As COVID-19 continues to impact employment rates and food security in the Richmond region, several nonprofits are forging new strategies to ensure that our neighbors have access to the healthy food they need. Shalom Farms and Greater Richmond Fit4Kids both focus on food access and health education, and they are finding innovative ways to continue serving our community during this time.
With two farms located in the Metro Richmond area, Shalom Farms focuses on increasing access to healthy food and the supports necessary to live a healthy life. In addition to large scale distribution programs, they run several education programs, including the Prescription Produce Plan (PPP), where families with chronic diseases like diabetes are connected to healthy foods, disease management classes and cooking classes. To continue supporting PPP participants through this period of social distancing, Shalom Farms is converting these weekly classes to an online format with produce deliveries. Their team is also creating online videos and learning modules about farming and healthy eating that teachers and parents can use in their virtual lesson plans.

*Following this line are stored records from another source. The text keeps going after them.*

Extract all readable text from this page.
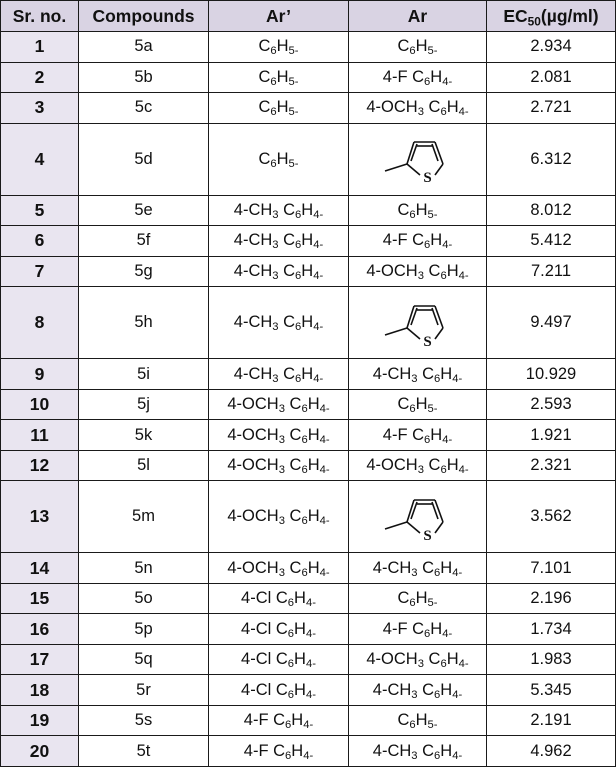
Sr. no.	Compounds	Ar’	Ar	$EC_{50}(\mu g/ml)$
1	5a	$C_6H_{5-}$	$C_6H_{5-}$	2.934
2	5b	$C_6H_{5-}$	4-F $C_6H_{4-}$	2.081
3	5c	$C_6H_{5-}$	$4-OCH_3$ $C_6H_{4-}$	2.721
4	5d	$C_6H_{5-}$	S	6.312
5	5e	$4-CH_3$ $C_6H_{4-}$	$C_6H_{5-}$	8.012
6	5f	$4-CH_3$ $C_6H_{4-}$	4-F $C_6H_{4-}$	5.412
7	5g	$4-CH_3$ $C_6H_{4-}$	$4-OCH_3$ $C_6H_{4-}$	7.211
8	5h	$4-CH_3$ $C_6H_{4-}$	S	9.497
9	5i	$4-CH_3$ $C_6H_{4-}$	$4-CH_3$ $C_6H_{4-}$	10.929
10	5j	$4-OCH_3$ $C_6H_{4-}$	$C_6H_{5-}$	2.593
11	5k	$4-OCH_3$ $C_6H_{4-}$	4-F $C_6H_{4-}$	1.921
12	5l	$4-OCH_3$ $C_6H_{4-}$	$4-OCH_3$ $C_6H_{4-}$	2.321
13	5m	$4-OCH_3$ $C_6H_{4-}$	S	3.562
14	5n	$4-OCH_3$ $C_6H_{4-}$	$4-CH_3$ $C_6H_{4-}$	7.101
15	5o	4-Cl $C_6H_{4-}$	$C_6H_{5-}$	2.196
16	5p	4-Cl $C_6H_{4-}$	4-F $C_6H_{4-}$	1.734
17	5q	4-Cl $C_6H_{4-}$	$4-OCH_3$ $C_6H_{4-}$	1.983
18	5r	4-Cl $C_6H_{4-}$	$4-CH_3$ $C_6H_{4-}$	5.345
19	5s	4-F $C_6H_{4-}$	$C_6H_{5-}$	2.191
20	5t	4-F $C_6H_{4-}$	$4-CH_3$ $C_6H_{4-}$	4.962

To get their fresh veggies out into the community as safely as possible, Shalom Farms is collaborating with new feeding programs that have emerged in response to COVID-19, and they are preparing a socially distanced version of their Mobile Market program to launch next week. This program brings affordable produce into communities with limited access to fresh foods.
“We know the need for fresh food is going to continue to grow and shift in the coming weeks and months, so right now we are focused on being ready and nimble in order to meet that need as thoughtfully and safely as possible,” Shalom Farms Executive Director Dominic Barrett said.
Greater Richmond Fit4Kids
Greater Richmond Fit4Kids works to improve children’s health by promoting physical activity and healthy eating in schools and communities. Although Richmond Public Schools (RPS) are currently closed, Fit4Kids has reopened three of their school gardens to grow veggies that will benefit the RPS food distribution sites. The nonprofit is hoping to get the community involved in tending the gardens over the summer, and volunteers would be able to sample the harvest as well.

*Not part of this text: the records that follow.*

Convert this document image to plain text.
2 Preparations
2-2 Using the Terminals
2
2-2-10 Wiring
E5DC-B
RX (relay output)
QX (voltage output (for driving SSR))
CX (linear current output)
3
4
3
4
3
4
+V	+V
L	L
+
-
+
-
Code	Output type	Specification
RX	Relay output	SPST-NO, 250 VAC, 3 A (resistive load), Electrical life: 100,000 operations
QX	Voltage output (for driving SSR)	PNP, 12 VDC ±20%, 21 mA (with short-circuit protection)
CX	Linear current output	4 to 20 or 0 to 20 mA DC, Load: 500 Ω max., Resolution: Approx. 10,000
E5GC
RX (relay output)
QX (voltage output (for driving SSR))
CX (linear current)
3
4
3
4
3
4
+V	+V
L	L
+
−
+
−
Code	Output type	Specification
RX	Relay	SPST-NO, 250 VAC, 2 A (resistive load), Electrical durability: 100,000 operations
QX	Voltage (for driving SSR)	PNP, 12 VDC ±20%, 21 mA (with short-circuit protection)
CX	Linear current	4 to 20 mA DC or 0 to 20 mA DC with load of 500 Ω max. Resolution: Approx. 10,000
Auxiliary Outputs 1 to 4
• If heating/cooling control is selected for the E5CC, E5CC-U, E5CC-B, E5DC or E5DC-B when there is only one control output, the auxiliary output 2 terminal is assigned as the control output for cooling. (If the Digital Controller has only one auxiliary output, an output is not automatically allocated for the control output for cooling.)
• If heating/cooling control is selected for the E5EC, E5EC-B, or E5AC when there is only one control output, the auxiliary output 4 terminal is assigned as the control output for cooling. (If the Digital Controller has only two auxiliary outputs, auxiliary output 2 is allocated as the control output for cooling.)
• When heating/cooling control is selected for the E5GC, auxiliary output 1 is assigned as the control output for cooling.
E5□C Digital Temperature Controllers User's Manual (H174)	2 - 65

“This is the first time we’ve ever been able to do something like this,” said Sara Artiglia, Garden Program Coordinator with Fit4Kids. “Now that we have the food distribution sites, it’s a little easier for us to get food into the community.”
The organization has also been using their greenhouses to grow seedlings that are then donated to residents of several public housing communities and to food access programs like Resiliency Gardens and the Colonial Heights Food Pantry. Their “salad planters” have been a community favorite, especially because these containers can grow lettuce from a sunny windowsill or a front porch – no outdoor garden space needed.